In a letter emailed yesterday to WikiLeaks founder Julian Assange and his lawyer, State Department Legal Adviser Harold Koh calls for Wikileaks to return the classified documents:

If you are genuinely interested in seeking to stop the damage from your actions, you should: 1) ensure WikiLeaks ceases publishing any and all such materials; 2) ensure WikiLeaks returns any and all classified U.S. Government material in its possession; and 3) remove and destroy all records of this material from Wikileaks’ database.

The AP paraphrases the letter as stating “that publication of the documents would be illegal and demanding that they stop it.” There’s little doubt that whoever within the U.S. government had access to the documents and leaked them did so in violation of the law — but whether Wikileaks bears any criminal liability in the U.S. for their publication is an entirely different issue.
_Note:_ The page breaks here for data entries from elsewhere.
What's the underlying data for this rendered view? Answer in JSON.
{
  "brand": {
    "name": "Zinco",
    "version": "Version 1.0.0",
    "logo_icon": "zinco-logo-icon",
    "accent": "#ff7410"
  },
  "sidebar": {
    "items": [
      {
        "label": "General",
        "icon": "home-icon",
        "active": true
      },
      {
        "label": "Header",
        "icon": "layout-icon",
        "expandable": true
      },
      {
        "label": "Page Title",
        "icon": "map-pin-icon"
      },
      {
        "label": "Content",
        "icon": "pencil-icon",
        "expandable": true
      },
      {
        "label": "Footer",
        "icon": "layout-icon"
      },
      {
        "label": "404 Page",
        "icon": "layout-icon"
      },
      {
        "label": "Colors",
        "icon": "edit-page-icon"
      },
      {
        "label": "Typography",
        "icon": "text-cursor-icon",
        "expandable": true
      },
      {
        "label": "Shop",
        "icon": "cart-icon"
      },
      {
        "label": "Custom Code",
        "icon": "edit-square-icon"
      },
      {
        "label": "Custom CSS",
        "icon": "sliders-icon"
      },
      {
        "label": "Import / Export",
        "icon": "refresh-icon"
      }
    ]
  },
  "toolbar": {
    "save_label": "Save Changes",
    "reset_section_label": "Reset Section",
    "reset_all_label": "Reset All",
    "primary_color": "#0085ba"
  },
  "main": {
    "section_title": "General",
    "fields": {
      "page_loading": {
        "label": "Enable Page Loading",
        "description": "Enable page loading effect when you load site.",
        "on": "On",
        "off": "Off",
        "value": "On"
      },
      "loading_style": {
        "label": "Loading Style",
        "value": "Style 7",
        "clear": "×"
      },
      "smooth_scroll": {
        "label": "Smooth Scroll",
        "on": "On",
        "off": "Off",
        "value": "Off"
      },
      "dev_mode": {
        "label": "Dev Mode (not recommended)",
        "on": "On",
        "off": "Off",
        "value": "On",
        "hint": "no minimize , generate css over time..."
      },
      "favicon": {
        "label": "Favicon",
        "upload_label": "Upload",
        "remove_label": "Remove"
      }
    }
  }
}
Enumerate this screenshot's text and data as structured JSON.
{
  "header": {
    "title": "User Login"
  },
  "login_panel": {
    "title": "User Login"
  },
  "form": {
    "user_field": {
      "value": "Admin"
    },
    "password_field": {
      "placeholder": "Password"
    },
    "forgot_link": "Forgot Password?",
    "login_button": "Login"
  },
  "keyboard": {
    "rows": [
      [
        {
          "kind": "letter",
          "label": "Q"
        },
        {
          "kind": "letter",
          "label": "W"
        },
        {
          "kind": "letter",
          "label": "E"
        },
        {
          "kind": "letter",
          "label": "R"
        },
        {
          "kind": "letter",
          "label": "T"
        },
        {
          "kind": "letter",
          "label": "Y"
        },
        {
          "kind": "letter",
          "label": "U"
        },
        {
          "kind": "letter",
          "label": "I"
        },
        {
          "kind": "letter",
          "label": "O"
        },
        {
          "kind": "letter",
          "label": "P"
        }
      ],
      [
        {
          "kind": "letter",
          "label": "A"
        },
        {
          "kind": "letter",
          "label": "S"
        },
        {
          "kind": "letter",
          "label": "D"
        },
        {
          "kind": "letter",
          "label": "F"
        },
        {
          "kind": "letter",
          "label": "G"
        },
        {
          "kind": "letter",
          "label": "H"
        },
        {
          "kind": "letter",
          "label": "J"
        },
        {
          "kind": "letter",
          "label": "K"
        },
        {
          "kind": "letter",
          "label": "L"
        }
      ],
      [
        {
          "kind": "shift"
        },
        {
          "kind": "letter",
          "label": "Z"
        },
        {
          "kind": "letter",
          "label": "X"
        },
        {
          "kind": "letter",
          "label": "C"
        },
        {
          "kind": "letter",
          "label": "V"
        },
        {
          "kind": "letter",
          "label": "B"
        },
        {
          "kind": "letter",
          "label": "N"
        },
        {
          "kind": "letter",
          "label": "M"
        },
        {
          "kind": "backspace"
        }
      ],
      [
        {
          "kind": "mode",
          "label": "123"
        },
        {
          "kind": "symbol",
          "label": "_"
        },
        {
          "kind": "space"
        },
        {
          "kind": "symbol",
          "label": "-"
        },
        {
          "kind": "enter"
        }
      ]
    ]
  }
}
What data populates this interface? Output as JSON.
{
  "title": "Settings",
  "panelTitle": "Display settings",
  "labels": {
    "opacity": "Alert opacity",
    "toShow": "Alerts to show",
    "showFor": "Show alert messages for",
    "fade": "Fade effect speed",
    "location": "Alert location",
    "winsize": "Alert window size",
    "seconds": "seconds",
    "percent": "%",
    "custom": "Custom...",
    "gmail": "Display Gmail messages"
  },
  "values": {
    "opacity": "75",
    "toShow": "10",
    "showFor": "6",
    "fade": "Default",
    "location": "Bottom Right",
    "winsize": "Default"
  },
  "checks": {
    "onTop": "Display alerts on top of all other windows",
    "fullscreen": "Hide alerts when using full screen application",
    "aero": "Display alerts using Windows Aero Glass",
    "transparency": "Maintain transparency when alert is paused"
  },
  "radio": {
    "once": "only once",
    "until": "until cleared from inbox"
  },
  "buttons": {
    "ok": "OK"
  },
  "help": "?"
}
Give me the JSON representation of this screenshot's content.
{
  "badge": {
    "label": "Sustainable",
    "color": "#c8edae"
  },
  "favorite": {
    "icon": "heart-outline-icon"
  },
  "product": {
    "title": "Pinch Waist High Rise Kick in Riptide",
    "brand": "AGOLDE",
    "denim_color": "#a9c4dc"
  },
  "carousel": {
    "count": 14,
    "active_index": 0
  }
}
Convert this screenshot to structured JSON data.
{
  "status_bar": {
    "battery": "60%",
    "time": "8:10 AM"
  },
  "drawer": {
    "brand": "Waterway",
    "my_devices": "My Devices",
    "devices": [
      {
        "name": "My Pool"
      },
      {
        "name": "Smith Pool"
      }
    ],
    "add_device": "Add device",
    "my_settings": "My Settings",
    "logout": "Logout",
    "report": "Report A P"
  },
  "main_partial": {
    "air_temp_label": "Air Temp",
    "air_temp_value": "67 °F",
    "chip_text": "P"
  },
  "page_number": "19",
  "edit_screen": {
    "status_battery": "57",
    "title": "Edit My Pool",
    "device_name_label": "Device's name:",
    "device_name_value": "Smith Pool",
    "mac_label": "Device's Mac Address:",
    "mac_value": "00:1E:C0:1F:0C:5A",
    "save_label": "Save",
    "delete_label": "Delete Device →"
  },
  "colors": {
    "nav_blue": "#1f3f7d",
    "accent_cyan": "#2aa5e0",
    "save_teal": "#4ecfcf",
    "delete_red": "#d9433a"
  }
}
Reading the letter closely, I think Koh stops short of stating that publication of the documents would be illegal, as the AP suggests. That would get Koh into “prior restraint” territory. The closest Koh comes to saying Wikileaks has broken the law is when he accuses Wikileaks of “furthering the illegal dissemination of classified documents.” He also claims that the documents were “illegally obtained” and that so long as Wikileaks retains the documents then “the violation of the law is ongoing.” Parsing Koh carefully, his ire is directed at Wikileaks but the punch of his legal argument is aimed at the original leaker(s).

The Koh letter also reveals that Wikileaks has given the latest batch of materials in advance to the New York Times, the Guardian and Der Spiegel. That’s consistent with Wikileaks’ prior practice of leaking the leak, as it were, in advance under embargo to major news outlets.

Wikileaks is expected to post the documents online today.